Marc Pitman: Because are you creating the doubt? If you think that there’s doubt, are you putting it in their mind? You don’t want to raise the red flag, but you could look for some towels. If they’re having call reluctance, or if they’re not doing some things, or not documenting their calls because they’re afraid there wasn’t enough meat in there to put a touchdown, then that might be doubt. I think it is a common experience, in my experience, that everyone has it. It’s interesting that you said, “I don’t want to depend on anyone for anything.” Part of that, there are three subtypes. Some people have positive self-preservation, people that just want all the stuff, social people that want the team and have it, just look at the team, and one-on-one people that want to go deep dive with one person. They’d be like, “Work that one prospect instead of keeping the net wide.”

Stephen Covey called it live to love and to leave a legacy. You can maybe think in just a simple three-path set framework, the love people, the social may be looking for you to say, “Hey, how’s it going? What’s happening?” But I think it’s also, you need to be true to yourself. Knowing yourself can be really helpful because if you’re faking it, people will feel that. There are some people that are just never going to be touchy-feely. You could be personal without having to try to tie yourself into knots or a lie. Honesty and integrity are the best sales tactics.

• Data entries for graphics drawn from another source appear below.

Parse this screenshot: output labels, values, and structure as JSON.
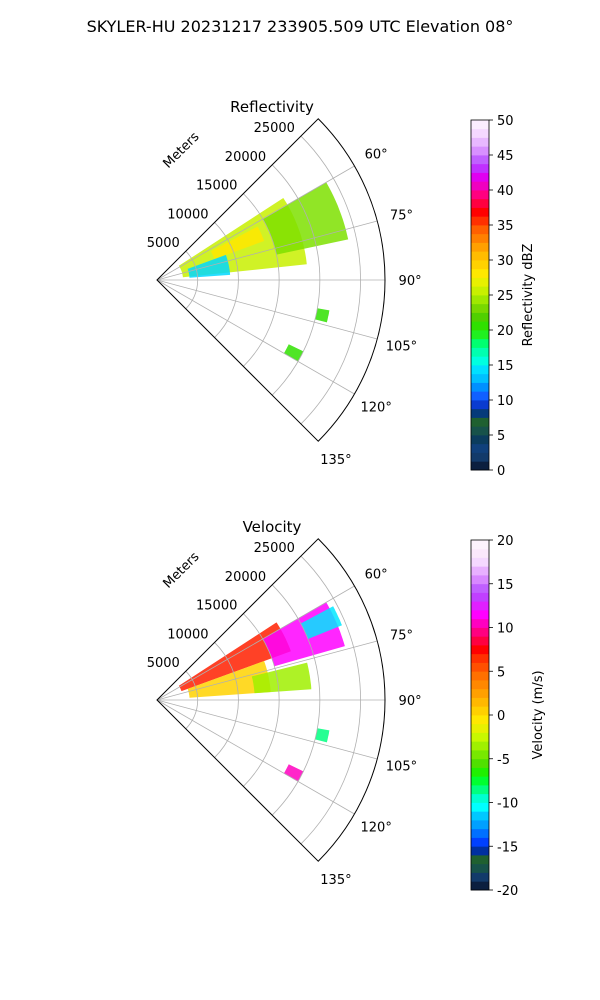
{
  "figure": {
    "title": "SKYLER-HU  20231217  233905.509 UTC Elevation 08°"
  },
  "chart_data": [
    {
      "type": "polar-sector",
      "title": "Reflectivity",
      "radial_unit_label": "Meters",
      "radial_ticks": [
        "5000",
        "10000",
        "15000",
        "20000",
        "25000"
      ],
      "azimuth_ticks": [
        "60°",
        "75°",
        "90°",
        "105°",
        "120°",
        "135°"
      ],
      "grid": true,
      "azimuth_range_deg": [
        45,
        135
      ],
      "range_max_m": 28000,
      "colorbar": {
        "label": "Reflectivity dBZ",
        "range": [
          0,
          50
        ],
        "ticks": [
          "0",
          "5",
          "10",
          "15",
          "20",
          "25",
          "30",
          "35",
          "40",
          "45",
          "50"
        ],
        "colors": [
          "#0b1f3f",
          "#123a6a",
          "#10407b",
          "#0b3c5d",
          "#17524a",
          "#1f6030",
          "#053a7a",
          "#0a3bd0",
          "#1060ff",
          "#0090ff",
          "#00c0ff",
          "#00e0ff",
          "#00ffe0",
          "#00ffb0",
          "#00ff70",
          "#20f020",
          "#30e000",
          "#50d000",
          "#78d800",
          "#a0e800",
          "#c8f000",
          "#e8f000",
          "#ffe800",
          "#ffd200",
          "#ffbc00",
          "#ffa000",
          "#ff8000",
          "#ff6000",
          "#ff3000",
          "#ff0000",
          "#ff0040",
          "#ff0080",
          "#f000c0",
          "#e000f0",
          "#c030ff",
          "#c060ff",
          "#d890ff",
          "#e8b8ff",
          "#f5d8ff",
          "#fbeefe"
        ]
      },
      "echo_areas": [
        {
          "az_from": 57,
          "az_to": 84,
          "r_from": 3200,
          "r_to": 18500,
          "color": "#c8f000"
        },
        {
          "az_from": 60,
          "az_to": 78,
          "r_from": 15000,
          "r_to": 24000,
          "color": "#7ee000"
        },
        {
          "az_from": 62,
          "az_to": 70,
          "r_from": 7500,
          "r_to": 14000,
          "color": "#ffe800"
        },
        {
          "az_from": 70,
          "az_to": 86,
          "r_from": 4000,
          "r_to": 9000,
          "color": "#00d8ff"
        },
        {
          "az_from": 100,
          "az_to": 104,
          "r_from": 20000,
          "r_to": 21500,
          "color": "#30e000"
        },
        {
          "az_from": 116,
          "az_to": 120,
          "r_from": 18000,
          "r_to": 20000,
          "color": "#30e000"
        }
      ]
    },
    {
      "type": "polar-sector",
      "title": "Velocity",
      "radial_unit_label": "Meters",
      "radial_ticks": [
        "5000",
        "10000",
        "15000",
        "20000",
        "25000"
      ],
      "azimuth_ticks": [
        "60°",
        "75°",
        "90°",
        "105°",
        "120°",
        "135°"
      ],
      "grid": true,
      "azimuth_range_deg": [
        45,
        135
      ],
      "range_max_m": 28000,
      "colorbar": {
        "label": "Velocity (m/s)",
        "range": [
          -20,
          20
        ],
        "ticks": [
          "-20",
          "-15",
          "-10",
          "-5",
          "0",
          "5",
          "10",
          "15",
          "20"
        ],
        "colors": [
          "#0b1f3f",
          "#123a6a",
          "#17524a",
          "#1f6030",
          "#0030a0",
          "#0040ff",
          "#0070ff",
          "#00a0ff",
          "#00c8ff",
          "#00ffff",
          "#00ffd0",
          "#00ff80",
          "#00ff30",
          "#20f000",
          "#50e000",
          "#78e800",
          "#a0f000",
          "#c8f800",
          "#e8f000",
          "#ffe800",
          "#ffd000",
          "#ffb800",
          "#ffa000",
          "#ff8800",
          "#ff7000",
          "#ff5000",
          "#ff3000",
          "#ff0000",
          "#ff0040",
          "#ff0080",
          "#ff00c0",
          "#ff00ff",
          "#e020ff",
          "#c040ff",
          "#c060ff",
          "#d888ff",
          "#e8b0ff",
          "#f5d8ff",
          "#fbe8fb",
          "#fdf2fd"
        ]
      },
      "echo_areas": [
        {
          "az_from": 57,
          "az_to": 70,
          "r_from": 3200,
          "r_to": 17500,
          "color": "#ff2000"
        },
        {
          "az_from": 60,
          "az_to": 74,
          "r_from": 15000,
          "r_to": 24000,
          "color": "#ff00ff"
        },
        {
          "az_from": 70,
          "az_to": 86,
          "r_from": 4000,
          "r_to": 14000,
          "color": "#ffd200"
        },
        {
          "az_from": 76,
          "az_to": 86,
          "r_from": 12000,
          "r_to": 19000,
          "color": "#a0f000"
        },
        {
          "az_from": 62,
          "az_to": 68,
          "r_from": 20000,
          "r_to": 24500,
          "color": "#00e8ff"
        },
        {
          "az_from": 100,
          "az_to": 104,
          "r_from": 20000,
          "r_to": 21500,
          "color": "#00ff80"
        },
        {
          "az_from": 116,
          "az_to": 120,
          "r_from": 18000,
          "r_to": 20000,
          "color": "#ff00c0"
        }
      ]
    }
  ]
}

Fred Diamond: The great sales leaders, they care about their people, and they’re also conscious about how to speak to everybody. Not everybody likes, “Hey, let’s talk today and let’s go through your accounts.” But at the same time, at the end of the day, we’re all responsible for helping our companies achieve their goals. Marc Pitman, thank you so much.

By the way, you’ve impacted tens of thousands, if not hundreds of thousands of people, you do a lot of work with not-for-profits and helping them. You do a lot of organizational type things, and you’ve really established yourself as one of the top leaders in this space. Congratulations to you on all the success and congratulations again on the book, The Surprising Gift of Doubt. You can find the link in the show notes to that.

We have a comment here which comes in from Jerry, saying, “Wow, Fred, this was excellent.” Thank you, Jerry. Glad to see you again. Give us a final action step. We like to end all of our Sales Game Changers webcasts with one specific thing, you’ve given us 30 great ideas, but give us one specific thing that people should do right now to take their sales career to the next level.

Marc Pitman: I would say, figure out your values. When everything changes and all the strategies go away because of a pandemic or something, knowing what your core values are, those become the compass that you can use to orient yourself. “I don’t know what’s coming up next, but I know how I want to treat my people, how I want to treat my clients.” If you Google values inventory, there’s millions of them out there. One’s at concordleadershipgroup.com/values. You could just figure out what are my top five, and that will help you make smart decisions quickly and in the moment as you’re knowing that, and then maybe you’ll start noticing those in your team too.